New Delhi: NASA's Hubble Space Telescope has revealed an edge-on disk galaxy studded with brilliant patches of newly formed stars using the magic of gravitational lensing.
By applying a new computational analysis to a galaxy magnified by a gravitational lens, astronomers have obtained images 10 times sharper than what Hubble could achieve on its own.
Astronomers had to develop special computer code to remove the distortions caused by the gravitational lens, and reveal the disk galaxy as it would normally appear.
The resulting reconstructed image revealed two dozen clumps of newborn stars, each spanning about 200 to 300 light-years. This contradicted theories suggesting that star-forming regions in the distant, early universe were much larger, 3,000 light-years or more in size.

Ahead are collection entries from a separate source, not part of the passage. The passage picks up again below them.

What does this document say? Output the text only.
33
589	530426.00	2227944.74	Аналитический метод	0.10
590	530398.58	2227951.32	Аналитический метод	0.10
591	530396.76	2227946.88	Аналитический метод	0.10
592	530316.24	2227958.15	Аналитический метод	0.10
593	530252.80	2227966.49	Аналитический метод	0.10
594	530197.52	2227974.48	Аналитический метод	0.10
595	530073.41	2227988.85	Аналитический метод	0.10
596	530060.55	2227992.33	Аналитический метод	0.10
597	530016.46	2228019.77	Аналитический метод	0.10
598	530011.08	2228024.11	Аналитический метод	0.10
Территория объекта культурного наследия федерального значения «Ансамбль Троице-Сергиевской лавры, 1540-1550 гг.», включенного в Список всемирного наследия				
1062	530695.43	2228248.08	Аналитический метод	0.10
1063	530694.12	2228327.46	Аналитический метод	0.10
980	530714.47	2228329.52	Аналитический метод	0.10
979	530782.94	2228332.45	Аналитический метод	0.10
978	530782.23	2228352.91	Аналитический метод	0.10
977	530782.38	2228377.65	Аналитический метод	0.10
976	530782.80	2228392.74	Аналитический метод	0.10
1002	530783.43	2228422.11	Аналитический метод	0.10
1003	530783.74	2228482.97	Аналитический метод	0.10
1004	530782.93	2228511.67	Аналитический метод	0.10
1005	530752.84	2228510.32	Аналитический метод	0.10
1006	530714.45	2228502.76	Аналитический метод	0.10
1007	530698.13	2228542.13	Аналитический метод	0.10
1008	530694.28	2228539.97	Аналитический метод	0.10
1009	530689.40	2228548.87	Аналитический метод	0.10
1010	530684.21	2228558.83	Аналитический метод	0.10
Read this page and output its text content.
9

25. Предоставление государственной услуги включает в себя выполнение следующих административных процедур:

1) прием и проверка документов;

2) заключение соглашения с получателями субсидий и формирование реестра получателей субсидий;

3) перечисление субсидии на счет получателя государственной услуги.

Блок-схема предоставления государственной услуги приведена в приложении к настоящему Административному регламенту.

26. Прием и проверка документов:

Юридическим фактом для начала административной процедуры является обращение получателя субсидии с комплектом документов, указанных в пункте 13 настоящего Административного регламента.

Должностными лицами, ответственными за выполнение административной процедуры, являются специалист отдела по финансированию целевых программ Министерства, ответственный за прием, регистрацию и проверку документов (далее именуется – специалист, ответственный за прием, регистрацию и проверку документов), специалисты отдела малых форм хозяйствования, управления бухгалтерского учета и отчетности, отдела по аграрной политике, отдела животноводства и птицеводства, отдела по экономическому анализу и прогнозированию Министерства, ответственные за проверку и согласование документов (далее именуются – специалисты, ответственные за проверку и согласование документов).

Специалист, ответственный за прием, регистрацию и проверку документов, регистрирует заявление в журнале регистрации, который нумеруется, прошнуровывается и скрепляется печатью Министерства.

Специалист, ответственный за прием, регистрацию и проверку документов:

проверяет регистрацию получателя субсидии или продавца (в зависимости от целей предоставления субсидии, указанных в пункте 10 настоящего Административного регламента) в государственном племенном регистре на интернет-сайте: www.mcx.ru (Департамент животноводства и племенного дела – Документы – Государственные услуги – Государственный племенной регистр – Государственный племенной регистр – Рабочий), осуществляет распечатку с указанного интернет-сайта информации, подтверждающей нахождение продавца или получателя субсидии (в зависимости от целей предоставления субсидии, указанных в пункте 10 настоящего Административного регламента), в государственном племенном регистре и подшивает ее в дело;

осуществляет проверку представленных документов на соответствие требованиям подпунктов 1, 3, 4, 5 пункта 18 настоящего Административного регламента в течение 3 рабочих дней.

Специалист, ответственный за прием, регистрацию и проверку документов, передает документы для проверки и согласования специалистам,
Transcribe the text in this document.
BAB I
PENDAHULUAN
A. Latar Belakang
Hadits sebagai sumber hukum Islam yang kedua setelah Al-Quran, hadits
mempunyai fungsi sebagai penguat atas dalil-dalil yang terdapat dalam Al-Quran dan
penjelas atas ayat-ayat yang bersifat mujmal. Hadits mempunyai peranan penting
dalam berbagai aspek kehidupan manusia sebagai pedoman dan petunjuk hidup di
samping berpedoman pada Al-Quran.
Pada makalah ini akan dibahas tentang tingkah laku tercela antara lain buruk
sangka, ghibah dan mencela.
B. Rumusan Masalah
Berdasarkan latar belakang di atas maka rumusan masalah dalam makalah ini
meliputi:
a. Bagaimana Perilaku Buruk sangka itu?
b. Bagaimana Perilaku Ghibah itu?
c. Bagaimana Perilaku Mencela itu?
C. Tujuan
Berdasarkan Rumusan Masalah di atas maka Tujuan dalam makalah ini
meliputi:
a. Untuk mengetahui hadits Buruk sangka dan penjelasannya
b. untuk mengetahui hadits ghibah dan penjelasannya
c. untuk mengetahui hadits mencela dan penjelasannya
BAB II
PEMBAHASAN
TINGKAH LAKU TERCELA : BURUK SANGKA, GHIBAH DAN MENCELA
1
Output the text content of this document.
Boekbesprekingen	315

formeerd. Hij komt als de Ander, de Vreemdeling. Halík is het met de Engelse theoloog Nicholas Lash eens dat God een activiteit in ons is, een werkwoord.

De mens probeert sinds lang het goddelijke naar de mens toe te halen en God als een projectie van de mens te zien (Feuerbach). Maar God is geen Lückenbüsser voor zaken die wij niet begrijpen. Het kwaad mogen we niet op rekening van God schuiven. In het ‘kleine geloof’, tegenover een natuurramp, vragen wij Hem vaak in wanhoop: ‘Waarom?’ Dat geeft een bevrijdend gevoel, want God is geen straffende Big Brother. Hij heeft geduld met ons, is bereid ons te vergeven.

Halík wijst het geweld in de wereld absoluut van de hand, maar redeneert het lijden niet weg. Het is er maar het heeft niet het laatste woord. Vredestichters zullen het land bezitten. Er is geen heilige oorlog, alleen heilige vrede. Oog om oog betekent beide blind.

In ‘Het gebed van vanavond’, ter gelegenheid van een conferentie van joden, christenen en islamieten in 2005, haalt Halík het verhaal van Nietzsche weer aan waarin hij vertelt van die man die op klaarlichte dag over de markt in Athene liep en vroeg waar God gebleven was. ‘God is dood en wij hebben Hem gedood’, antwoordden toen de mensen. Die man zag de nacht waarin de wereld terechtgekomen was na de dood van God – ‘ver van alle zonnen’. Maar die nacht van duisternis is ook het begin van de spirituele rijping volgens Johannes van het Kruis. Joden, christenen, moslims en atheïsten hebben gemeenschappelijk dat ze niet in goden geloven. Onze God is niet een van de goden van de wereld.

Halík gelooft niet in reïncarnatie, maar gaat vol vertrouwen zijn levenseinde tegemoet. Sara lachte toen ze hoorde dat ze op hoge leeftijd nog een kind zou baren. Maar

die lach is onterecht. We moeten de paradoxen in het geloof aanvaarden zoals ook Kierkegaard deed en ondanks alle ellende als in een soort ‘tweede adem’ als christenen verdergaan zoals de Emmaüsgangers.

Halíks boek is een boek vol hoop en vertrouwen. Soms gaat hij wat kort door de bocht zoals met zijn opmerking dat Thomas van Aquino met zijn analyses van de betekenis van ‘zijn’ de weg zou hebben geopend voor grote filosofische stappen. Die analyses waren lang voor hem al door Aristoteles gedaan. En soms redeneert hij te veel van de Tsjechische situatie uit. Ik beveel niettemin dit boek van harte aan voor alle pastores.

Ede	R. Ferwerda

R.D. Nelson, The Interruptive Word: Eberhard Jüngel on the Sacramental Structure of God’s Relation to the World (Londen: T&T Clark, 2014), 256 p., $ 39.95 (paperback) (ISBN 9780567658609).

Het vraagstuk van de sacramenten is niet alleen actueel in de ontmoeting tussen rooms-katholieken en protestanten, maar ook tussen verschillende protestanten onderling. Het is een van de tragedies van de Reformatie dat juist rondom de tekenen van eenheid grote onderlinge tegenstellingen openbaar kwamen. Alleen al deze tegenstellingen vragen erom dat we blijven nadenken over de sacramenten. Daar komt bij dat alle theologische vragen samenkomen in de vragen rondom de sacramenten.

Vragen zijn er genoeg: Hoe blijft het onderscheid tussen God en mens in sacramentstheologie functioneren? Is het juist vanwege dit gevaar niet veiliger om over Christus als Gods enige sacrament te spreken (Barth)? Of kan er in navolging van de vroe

"When we saw the reconstructed image we said, 'Wow, it looks like fireworks are going off everywhere,'" said astronomer Jane Rigby of NASA's Goddard Space Flight Center in Greenbelt, Maryland.
The galaxy in question is so far away that we see it as it appeared 11 billion years ago, only 2.7 billion years after the big bang.
According to Traci Johnson, doctoral student of the University of Michigan, and lead author of two of the three papers describing the research, without the magnification boost of the gravitational lens, the disk galaxy would appear perfectly smooth and unremarkable to Hubble. And this would give astronomers a very different picture of where stars are forming.
While Hubble highlighted new stars within the lensed galaxy, NASA says the James Webb Space Telescope will uncover older, redder stars that formed even earlier in the galaxy's history. It will also peer through any obscuring dust within the galaxy.
The findings appear in a paper published in The Astrophysical Journal Letters and two additional papers published in The Astrophysical Journal.